Well, They’re right. Having a business partner who’s also a friend can be a nightmare.
I started my first business with a friend and although it was fun, It was a financial disaster.
Here’s what happened.
My first ever business venture was a hair and skin care brand I founded with a close friend.
I was 18 years old when we first launched Chocolate Petal. I believe she was 19. We were both completely in love with our new company.
Working with my friend was good for the following reasons:
- She was extremely passionate about growing our company;
- Work was always fun;
- She always made room for my mistakes and shortcomings and
- She was always ready to make sacrifices to get the job done.
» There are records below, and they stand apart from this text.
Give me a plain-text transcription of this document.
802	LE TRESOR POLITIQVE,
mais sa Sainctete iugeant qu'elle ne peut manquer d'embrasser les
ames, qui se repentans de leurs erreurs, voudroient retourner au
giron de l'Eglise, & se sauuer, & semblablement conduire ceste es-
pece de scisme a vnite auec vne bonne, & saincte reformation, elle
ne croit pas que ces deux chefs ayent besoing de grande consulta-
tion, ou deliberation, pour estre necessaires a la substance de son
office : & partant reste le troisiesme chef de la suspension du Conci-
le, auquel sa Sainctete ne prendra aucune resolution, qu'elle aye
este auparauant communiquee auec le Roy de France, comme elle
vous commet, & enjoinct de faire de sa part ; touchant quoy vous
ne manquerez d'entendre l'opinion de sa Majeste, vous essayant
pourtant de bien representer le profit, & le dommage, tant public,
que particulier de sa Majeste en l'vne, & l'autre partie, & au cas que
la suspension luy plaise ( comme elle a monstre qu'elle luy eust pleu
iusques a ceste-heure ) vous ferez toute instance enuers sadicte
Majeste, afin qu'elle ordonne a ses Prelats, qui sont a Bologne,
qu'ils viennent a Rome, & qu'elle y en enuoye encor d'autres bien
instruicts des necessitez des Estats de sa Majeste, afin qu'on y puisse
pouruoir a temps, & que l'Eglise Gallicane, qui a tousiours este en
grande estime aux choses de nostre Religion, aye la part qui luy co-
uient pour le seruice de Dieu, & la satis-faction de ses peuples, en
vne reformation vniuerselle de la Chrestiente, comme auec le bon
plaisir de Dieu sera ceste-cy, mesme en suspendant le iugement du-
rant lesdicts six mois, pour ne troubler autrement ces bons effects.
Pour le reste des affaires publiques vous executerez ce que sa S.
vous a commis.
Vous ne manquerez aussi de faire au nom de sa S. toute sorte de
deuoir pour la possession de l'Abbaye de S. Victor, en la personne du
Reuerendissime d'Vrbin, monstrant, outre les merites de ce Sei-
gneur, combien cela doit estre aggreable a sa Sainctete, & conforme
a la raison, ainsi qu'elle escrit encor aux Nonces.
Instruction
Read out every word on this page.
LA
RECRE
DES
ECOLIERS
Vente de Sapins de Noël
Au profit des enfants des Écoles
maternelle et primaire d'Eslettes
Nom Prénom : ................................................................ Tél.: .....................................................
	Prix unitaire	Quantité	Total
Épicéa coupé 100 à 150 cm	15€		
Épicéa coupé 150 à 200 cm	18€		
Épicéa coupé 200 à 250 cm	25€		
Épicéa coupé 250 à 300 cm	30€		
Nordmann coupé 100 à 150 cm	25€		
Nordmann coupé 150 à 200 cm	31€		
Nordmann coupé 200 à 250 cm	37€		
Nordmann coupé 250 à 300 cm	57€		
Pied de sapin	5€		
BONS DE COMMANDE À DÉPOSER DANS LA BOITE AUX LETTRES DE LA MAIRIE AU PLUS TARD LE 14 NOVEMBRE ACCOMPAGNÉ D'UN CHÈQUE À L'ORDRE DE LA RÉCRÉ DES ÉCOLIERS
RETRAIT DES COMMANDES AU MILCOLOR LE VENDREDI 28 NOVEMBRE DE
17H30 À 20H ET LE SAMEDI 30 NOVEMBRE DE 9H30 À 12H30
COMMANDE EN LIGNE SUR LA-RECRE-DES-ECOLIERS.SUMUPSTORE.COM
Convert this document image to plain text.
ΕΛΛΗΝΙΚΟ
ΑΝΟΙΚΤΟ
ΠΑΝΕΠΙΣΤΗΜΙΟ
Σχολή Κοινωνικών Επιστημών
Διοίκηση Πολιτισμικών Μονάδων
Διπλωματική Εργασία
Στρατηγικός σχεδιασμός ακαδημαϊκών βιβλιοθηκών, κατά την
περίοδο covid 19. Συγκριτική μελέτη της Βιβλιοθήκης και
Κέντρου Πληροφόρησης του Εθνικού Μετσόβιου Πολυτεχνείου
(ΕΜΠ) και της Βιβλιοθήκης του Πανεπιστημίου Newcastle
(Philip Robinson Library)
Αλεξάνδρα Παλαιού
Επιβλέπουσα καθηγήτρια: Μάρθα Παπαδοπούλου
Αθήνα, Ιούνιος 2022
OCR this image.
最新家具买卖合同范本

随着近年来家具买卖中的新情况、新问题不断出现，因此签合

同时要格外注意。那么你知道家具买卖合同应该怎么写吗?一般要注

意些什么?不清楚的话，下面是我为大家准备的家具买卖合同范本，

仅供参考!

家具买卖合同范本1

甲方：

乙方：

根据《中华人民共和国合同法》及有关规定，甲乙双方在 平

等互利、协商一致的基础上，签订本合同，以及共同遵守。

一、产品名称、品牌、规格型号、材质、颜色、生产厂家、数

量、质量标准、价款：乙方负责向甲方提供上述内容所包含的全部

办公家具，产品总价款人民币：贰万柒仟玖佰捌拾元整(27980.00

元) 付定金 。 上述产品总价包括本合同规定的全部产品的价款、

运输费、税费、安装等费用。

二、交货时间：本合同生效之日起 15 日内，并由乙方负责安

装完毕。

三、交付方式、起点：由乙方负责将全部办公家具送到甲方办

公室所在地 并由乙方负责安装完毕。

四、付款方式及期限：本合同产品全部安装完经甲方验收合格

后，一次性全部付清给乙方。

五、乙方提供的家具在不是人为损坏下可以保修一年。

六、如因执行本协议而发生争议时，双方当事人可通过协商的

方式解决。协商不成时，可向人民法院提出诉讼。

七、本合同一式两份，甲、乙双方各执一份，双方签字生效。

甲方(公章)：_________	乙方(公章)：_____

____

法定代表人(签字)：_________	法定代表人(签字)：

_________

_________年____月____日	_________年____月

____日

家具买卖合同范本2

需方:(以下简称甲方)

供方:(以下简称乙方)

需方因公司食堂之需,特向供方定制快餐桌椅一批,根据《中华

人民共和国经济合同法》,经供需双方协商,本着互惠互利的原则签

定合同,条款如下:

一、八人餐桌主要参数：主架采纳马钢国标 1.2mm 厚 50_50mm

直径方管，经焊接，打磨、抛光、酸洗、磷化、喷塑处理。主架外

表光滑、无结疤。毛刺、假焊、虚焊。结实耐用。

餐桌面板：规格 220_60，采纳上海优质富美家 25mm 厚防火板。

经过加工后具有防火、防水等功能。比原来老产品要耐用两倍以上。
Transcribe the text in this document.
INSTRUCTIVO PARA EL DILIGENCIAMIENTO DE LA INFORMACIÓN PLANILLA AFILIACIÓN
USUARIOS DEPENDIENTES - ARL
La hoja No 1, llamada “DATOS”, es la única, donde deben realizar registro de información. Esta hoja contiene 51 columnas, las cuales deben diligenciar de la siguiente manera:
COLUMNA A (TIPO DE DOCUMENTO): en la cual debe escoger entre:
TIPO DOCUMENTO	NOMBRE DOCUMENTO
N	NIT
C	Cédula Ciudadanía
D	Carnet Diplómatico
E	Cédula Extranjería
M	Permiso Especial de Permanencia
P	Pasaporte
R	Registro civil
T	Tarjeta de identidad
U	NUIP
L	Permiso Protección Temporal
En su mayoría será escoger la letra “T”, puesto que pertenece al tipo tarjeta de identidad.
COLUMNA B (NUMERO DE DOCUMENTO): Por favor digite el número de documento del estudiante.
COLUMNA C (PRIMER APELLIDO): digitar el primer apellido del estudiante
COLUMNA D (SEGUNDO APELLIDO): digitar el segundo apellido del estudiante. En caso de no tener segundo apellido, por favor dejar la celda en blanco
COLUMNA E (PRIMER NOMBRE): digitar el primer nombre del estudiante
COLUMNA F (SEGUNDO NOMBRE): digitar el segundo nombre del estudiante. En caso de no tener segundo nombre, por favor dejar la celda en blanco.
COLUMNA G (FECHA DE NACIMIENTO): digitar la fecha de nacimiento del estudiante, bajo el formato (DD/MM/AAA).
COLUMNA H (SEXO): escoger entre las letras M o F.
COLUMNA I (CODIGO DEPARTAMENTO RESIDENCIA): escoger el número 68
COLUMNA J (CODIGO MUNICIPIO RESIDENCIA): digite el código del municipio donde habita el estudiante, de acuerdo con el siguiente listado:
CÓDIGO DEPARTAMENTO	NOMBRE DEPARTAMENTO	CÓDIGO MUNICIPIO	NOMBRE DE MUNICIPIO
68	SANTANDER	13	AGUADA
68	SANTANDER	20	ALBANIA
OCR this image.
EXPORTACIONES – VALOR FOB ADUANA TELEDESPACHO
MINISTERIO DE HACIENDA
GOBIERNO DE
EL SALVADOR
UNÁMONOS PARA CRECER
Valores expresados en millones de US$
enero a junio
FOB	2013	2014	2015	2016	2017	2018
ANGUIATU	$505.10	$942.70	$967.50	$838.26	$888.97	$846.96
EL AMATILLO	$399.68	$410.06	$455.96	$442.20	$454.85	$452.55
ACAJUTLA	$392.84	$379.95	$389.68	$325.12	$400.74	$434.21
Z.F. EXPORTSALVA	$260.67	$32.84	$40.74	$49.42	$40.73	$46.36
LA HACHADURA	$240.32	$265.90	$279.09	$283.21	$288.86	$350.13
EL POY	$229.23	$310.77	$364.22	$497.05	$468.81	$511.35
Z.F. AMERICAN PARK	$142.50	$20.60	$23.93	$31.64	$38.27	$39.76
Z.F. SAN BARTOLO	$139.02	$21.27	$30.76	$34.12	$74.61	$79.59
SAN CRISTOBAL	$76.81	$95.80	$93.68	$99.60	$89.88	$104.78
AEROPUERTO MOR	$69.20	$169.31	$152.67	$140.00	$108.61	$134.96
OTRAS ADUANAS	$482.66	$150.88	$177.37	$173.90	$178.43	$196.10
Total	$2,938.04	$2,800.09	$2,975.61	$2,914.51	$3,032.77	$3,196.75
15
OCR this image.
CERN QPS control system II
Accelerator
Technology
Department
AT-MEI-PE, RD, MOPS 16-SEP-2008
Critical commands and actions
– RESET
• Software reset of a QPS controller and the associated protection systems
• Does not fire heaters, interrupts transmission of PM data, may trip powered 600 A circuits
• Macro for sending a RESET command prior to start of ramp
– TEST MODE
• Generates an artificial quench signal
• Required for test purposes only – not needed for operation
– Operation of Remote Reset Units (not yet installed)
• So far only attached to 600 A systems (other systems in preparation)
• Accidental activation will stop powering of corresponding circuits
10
Sadly these are all qualities any good employee who’s being taken care of and paid relatively well would possess.
I’ve learned now that although these are qualities are essential; a good business partner should bring a lot more to the table.
I asked a few friends why they think our partnership failed.
Some said that we just weren’t ready to start a business. Others said we were both too young and immature.
As much as I hate to admit it, I think they were all right to some extent.
Here’s a list of reasons why I think our partnership failed.
- We both had no experience with running a business.
- Communication of expectations and responsibilities was poor.
- We didn’t have any knowledge of accounting and didn’t hire an accountant
- We did not know how to set goals properly.
- Collectively, we had zero knowledge about marketing.
My business partner and I have gone our separate ways. She’s working a lucrative 9-5 job and seems happier than ever while I work from home.
I’d like to believe that I’m happy as well, lol.
Here are some helpful tips on how to choose a business partner.
Someone You Can Trust
This point is essential. I believe picking a business partner should be as crucial to you as choosing a life partner.
You want to go over their spending, decision making, commitment and communication habits.
Similar Goals and Values
Before letting anyone co-own your business, you have to be sure that you have the same goals and values.
You’ll have our differences, but it should never be about things like taking bribes or whether or not to perform a social responsibility you’re passionate about.
Your differences should also not be about how far you see your business going. You need a partner with a billion dollar mindset.
A Person You Can’t Just Hire
Some entrepreneurs give out significant stakes in their companies to people that they can hire as employees or consultants. I almost made this mistake. Thank God for Pamela Wasley’s article on Entrepreneur magazine.
Strong In Areas You’re Not
An example is the fact that I’m awful with knowing how money goes in and out of my business. I need someone who’s good at that. This doesn’t mean that we won’t hire an accountant. Again, It’s just an example.
For you, it could be someone who’s good at marketing or someone who has experience with getting investors for businesses. Whatever it is, figure out your weak points and find someone who complements you.
A Responsible Person
The last thing you want is to keep having to remind your business partner to attend to their own responsibilities. You need someone who knows their responsibilities and gets the job done, in time.
You should both know your roles and how to delegate tasks to your employees.
My final advice for picking a good business partner is to have an agreement on how funding will be spent and how to distribute profits.